Rate hikes a distant prospect for more upbeat Fed
The Federal Reserve may appear slightly more upbeat on the economy on Wednesday, though investors should not mistake this cautious optimism for any desire to raise interest rates soon.
Instead, central bank officials will probably reiterate their expectations that official borrowing costs will remain near zero until at least late 2014, and leave open the option to ease policy further if the economy worsens.
The meeting tomorrow is unlikely to provide any new clues to the Fed's next actions, rather leaving open the possibility of new measures depending on the economic outlook, said Richard Gilhooly, a bond market strategist at TD Securities.
Investors wishing for clues to the prospect of a further easing of monetary policy from the central bank may be disappointed, leaving the stock market vulnerable to some selling. Analysts will be keen for any hints of action following the end of the Fed's Operation Twist, its latest effort aimed at keeping down long-term rates.
Economic growth has been just firm enough to weaken the case for additional unconventional stimulus through Fed purchases of government or mortgage bonds. Gross domestic product expanded 3 percent in the fourth quarter but was seen slowing to around 2.2 percent in the first three months of this year.
Still, the Fed's policy-setting panel will probably try to curb any premature market expectations for eventual interest rate hikes by repeating its promise to keep rates on hold.
There won't be much to keep the Fed from their accommodative policies for the foreseeable future, said Victor Li, a former Fed staffer and economics professor at the Villanova School of Business.
The Fed will release a statement outlining its views on policy and the economy at around 12:30 p.m. EDT (1630 GMT) on Wednesday.
While no policy decision appears imminent, the Fed's array of new policy transparency steps should keep economists busy discerning recent shifts in the sentiment of policymakers.
The Fed will release its latest round of quarterly forecasts at 2 p.m. (1800 GMT) on Wednesday and Fed Chairman Ben Bernanke will follow with a news conference at 2:15 p.m. (1815 GMT), where he will likely be peppered with questions on the chances of more easing.
Most analysts think Bernanke will do whatever he can to keep his options open.
Since the central bank's last round of GDP, unemployment and inflation forecasts in January, the jobless rate has come down to 8.2 percent from 8.5 percent and the financial situation in Europe has stabilized somewhat, although it is still troubling.

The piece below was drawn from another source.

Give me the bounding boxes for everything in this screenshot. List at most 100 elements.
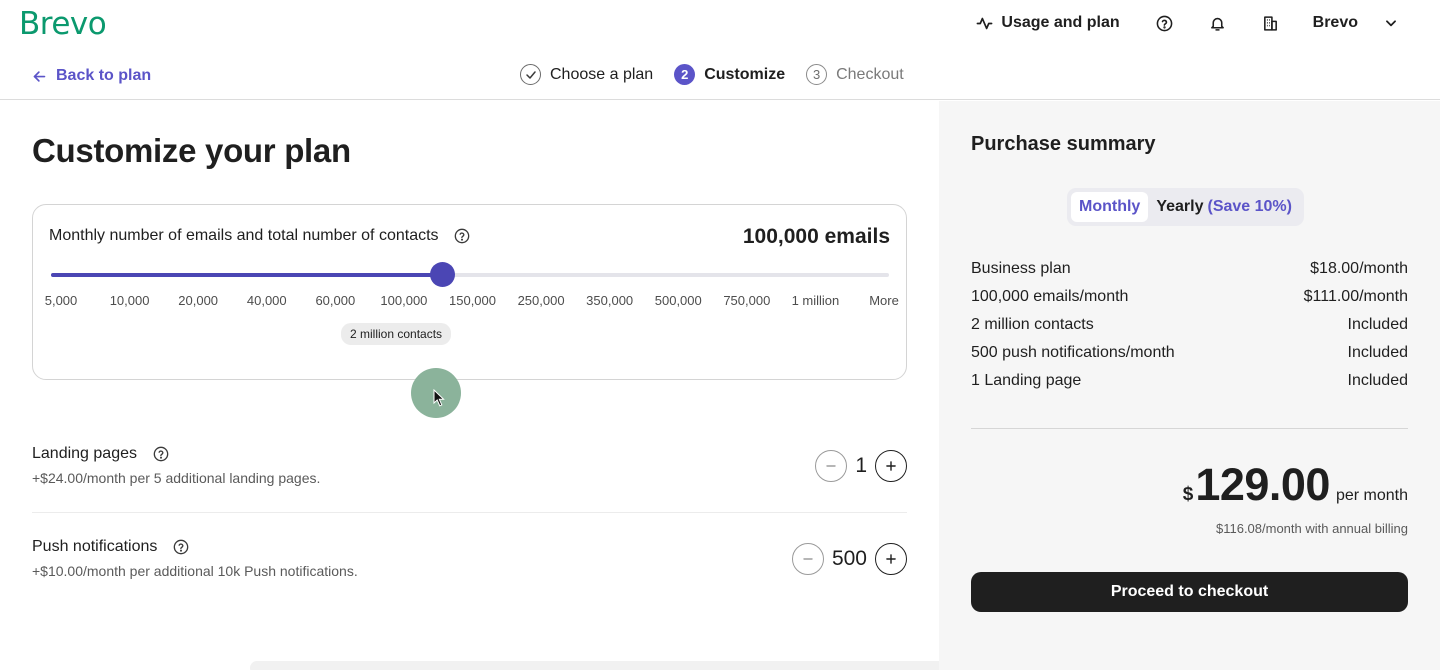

In January, the Fed saw the economy growing between 2.2 percent and 2.7 percent. That range may be revised a bit higher. At the same time, unemployment rate forecasts will likely shift down somewhat from January's 8.2 percent to 8.5 percent range.
Policymakers will also offer individual projections for when they think the first interest rate increase should come and how quickly borrowing costs should rise - though these will appear on charts that do not link them to specific officials' names.
There is a risk that someone with a first (rate) hike in 2014 could drift into seeing that first hike in 2013, said Michael Feroli, an economist at JPMorgan.
If that's the case, the stock market faces the risk of a sell-off as it prices out expectations for further monetary easing from the Fed.
Traders are currently betting the Fed will begin raising rates in April 2014, with short-term futures contracts suggesting they see a 56 percent chance of a rate hike then.
In response to the deepest recession in generations, the Fed lowered benchmark overnight rates effectively to zero in December 2008 and more than tripled its balance sheet by purchasing some $2.3 trillion in government and mortgage bonds to keep long-term borrowing costs down.
According to a Reuters poll published last week, economists have dialed down expectations for a third round of bond purchases. The respondents now see a 30 percent chance of more bond buys, down from 33 percent in a poll in March.
A report early this month that showed job growth slowed sharply in March kept some hope of easing alive, and economists will look eagerly to the next round of jobs data on May 4 for more clues on where monetary policy may be heading.